Les interventions américaines en Bosnie en 1995 et au Kosovo en 1999 étaient ostensiblement des réactions au « nettoyage ethnique » serbe, mais les États-Unis ne sont pas intervenus pour empêcher un « nettoyage ethnique » similaire de la part de leurs alliés croates ou albanais dans les Balkans. Les interventions militaires américaines en ex-Yougoslavie ont abouti à la création de nouvelles bases militaires américaines dans cinq pays : la Hongrie, l’Albanie, la Bosnie, la Macédoine et le complexe tentaculaire de Camp Bondsteel, dans le sud-est du Kosovo. Les alliés de l’OTAN ont également participé aux interventions, mais pas toujours avec les mêmes priorités politiques. Comme dans les conflits du Golfe et en Afghanistan, les alliés de l’Union européenne pourraient se joindre aux guerres américaines non seulement par solidarité, mais par crainte d’être complètement exclus de l’élaboration de l’ordre d’après-guerre dans la région. L’intervention au Kosovo, en particulier, a été suivie par une intensification des efforts européens visant à former une force militaire indépendante en dehors de l’OTAN sous commandement américain. Le stationnement américain d’immenses bases le long de la bordure orientale de l’UE, qui peuvent être utilisées pour projeter des forces au Moyen-Orient, a été réalisé en partie en prévision du fait que les armées européennes suivraient un jour leur propre voie.
Guerre afghane.
L’intervention américaine en Afghanistan était apparemment une réaction aux attentats du 11 septembre et visait, dans une certaine mesure, à renverser les talibans. Mais l’Afghanistan occupe historiquement une position extrêmement stratégique, à cheval sur l’Asie du Sud, l’Asie centrale et le Moyen-Orient. Le pays se trouve également idéalement le long d’un projet d’oléoduc Unocal reliant les champs pétrolifères de la mer Caspienne à l’océan Indien. Les États-Unis avaient déjà déployé des forces dans l’ex-république soviétique voisine d’Ouzbékistan avant le 11 septembre. Pendant la guerre, ils ont utilisé leurs nouvelles bases et leurs droits d’implantation en Afghanistan, en Ouzbékistan, au Pakistan, au Kirghizistan et, dans une moindre mesure, au Tadjikistan. Il utilise l’instabilité persistante en Afghanistan (comme en Somalie, due en grande partie à la confrontation des seigneurs de guerre) comme prétexte pour établir une présence militaire permanente dans toute la région, et il envisage même d’instituer le dollar comme nouvelle monnaie afghane.
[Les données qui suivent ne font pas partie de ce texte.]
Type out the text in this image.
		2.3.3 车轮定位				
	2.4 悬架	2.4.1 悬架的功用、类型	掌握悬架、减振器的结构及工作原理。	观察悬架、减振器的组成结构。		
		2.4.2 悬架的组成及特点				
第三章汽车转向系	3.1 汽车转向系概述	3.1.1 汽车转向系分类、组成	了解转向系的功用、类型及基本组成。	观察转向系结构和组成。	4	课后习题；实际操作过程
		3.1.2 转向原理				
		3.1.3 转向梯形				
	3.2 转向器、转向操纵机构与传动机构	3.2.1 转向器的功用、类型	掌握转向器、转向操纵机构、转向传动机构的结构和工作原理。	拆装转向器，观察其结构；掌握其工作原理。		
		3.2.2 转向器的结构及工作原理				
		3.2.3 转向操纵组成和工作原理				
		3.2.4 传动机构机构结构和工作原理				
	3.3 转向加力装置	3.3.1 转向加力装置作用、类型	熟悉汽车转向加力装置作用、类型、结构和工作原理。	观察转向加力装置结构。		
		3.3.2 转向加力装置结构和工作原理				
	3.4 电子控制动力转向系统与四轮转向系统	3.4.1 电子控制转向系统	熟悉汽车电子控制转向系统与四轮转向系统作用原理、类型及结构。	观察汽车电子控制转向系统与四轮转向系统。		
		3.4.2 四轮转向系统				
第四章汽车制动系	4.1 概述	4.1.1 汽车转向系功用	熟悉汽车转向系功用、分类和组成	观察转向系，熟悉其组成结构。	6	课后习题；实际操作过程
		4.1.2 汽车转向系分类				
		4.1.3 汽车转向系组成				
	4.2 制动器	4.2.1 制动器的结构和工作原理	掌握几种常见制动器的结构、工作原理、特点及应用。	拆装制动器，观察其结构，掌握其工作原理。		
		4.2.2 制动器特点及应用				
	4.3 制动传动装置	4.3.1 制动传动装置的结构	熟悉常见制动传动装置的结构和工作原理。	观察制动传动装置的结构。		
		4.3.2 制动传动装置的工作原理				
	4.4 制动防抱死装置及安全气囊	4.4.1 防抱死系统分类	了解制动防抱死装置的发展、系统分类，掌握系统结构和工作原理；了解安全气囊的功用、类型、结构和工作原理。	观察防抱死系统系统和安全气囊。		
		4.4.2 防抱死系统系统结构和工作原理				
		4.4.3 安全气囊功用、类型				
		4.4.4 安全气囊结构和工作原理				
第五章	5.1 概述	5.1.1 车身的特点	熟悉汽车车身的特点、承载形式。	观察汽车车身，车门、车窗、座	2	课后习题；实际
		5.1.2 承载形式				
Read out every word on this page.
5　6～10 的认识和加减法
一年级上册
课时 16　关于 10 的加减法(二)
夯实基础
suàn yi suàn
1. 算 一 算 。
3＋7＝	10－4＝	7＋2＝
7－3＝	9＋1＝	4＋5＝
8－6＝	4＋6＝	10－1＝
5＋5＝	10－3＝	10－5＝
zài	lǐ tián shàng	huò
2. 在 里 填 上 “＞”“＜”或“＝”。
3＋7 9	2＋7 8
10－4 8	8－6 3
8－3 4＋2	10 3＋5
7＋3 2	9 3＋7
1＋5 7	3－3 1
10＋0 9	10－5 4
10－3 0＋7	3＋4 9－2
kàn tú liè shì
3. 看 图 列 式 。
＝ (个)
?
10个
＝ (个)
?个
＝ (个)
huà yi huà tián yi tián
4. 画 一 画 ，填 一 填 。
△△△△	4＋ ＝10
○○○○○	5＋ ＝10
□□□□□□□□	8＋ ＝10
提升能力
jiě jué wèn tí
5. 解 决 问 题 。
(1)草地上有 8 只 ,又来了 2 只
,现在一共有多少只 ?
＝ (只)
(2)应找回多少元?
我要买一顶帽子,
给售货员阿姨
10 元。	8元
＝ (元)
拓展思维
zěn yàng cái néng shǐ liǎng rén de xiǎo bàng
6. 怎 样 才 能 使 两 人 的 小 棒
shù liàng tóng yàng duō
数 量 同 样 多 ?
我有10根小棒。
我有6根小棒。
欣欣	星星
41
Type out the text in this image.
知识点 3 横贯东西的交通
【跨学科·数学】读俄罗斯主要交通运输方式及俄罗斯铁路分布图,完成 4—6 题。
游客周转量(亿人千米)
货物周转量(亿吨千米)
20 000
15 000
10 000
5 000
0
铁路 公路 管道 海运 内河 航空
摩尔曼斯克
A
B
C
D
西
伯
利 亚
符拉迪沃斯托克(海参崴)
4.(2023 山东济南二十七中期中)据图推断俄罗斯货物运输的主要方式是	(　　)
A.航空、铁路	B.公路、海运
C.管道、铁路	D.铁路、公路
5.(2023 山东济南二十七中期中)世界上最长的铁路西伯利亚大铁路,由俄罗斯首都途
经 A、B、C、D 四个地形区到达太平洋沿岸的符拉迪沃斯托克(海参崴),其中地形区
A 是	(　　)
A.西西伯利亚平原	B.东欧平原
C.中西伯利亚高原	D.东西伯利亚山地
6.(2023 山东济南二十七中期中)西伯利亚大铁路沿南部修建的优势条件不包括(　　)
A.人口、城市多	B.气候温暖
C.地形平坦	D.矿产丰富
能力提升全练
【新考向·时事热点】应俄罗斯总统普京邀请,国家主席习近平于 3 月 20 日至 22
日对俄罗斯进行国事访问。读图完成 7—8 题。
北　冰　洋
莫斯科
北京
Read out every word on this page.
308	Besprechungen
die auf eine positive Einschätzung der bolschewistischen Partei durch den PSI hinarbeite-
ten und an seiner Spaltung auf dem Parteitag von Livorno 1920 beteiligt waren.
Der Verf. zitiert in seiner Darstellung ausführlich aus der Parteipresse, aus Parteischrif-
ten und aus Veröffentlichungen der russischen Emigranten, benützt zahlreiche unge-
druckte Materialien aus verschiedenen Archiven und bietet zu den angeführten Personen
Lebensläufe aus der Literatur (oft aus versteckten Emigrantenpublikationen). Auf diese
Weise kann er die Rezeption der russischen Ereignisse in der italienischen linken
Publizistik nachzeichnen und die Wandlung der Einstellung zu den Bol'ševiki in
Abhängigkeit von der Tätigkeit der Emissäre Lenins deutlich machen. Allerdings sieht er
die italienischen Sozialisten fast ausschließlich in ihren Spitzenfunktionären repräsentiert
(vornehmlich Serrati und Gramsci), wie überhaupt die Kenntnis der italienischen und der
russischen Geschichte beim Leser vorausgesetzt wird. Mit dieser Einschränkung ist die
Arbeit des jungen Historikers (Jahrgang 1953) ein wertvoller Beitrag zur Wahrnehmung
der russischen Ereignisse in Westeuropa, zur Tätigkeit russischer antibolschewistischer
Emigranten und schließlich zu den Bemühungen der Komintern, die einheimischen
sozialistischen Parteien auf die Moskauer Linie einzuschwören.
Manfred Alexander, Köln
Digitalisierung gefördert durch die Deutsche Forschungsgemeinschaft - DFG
La nouvelle série de bases militaires américaines devient des avant-postes permanents gardant une nouvelle infrastructure pétrolière dans la mer Caspienne.
Pourquoi la guerre ?
Les priorités géopolitiques peuvent contribuer à expliquer pourquoi Washington est entré en guerre dans tous ces pays, alors même que les voies vers la paix restaient ouvertes. Le président George Bush a lancé la guerre terrestre contre l’Irak en février 1991, alors même que Saddam se retirait déjà du Koweït dans le cadre du plan de désengagement soviétique. Il a également envoyé des forces en Somalie en 1992, même si la famine qu'il invoquait comme justification avait déjà diminué. Le président Clinton a lancé une guerre contre la Serbie en 1999 pour forcer un retrait du Kosovo, même si la Yougoslavie avait déjà rempli bon nombre de ses conditions de retrait lors de la conférence de Rambouillet. Le président George W. Bush a attaqué l’Afghanistan en 2001 sans avoir exercé beaucoup de pression diplomatique sur les talibans pour qu’ils livrent Ben Laden, ni laissé les forces anti-talibans (telles que le commandant pachtoune Abdul Haq) vaincre les forces talibanes par elles-mêmes. Washington n’est pas entré en guerre en dernier recours, mais parce qu’il considérait la guerre comme une opportunité commode pour atteindre des objectifs plus vastes.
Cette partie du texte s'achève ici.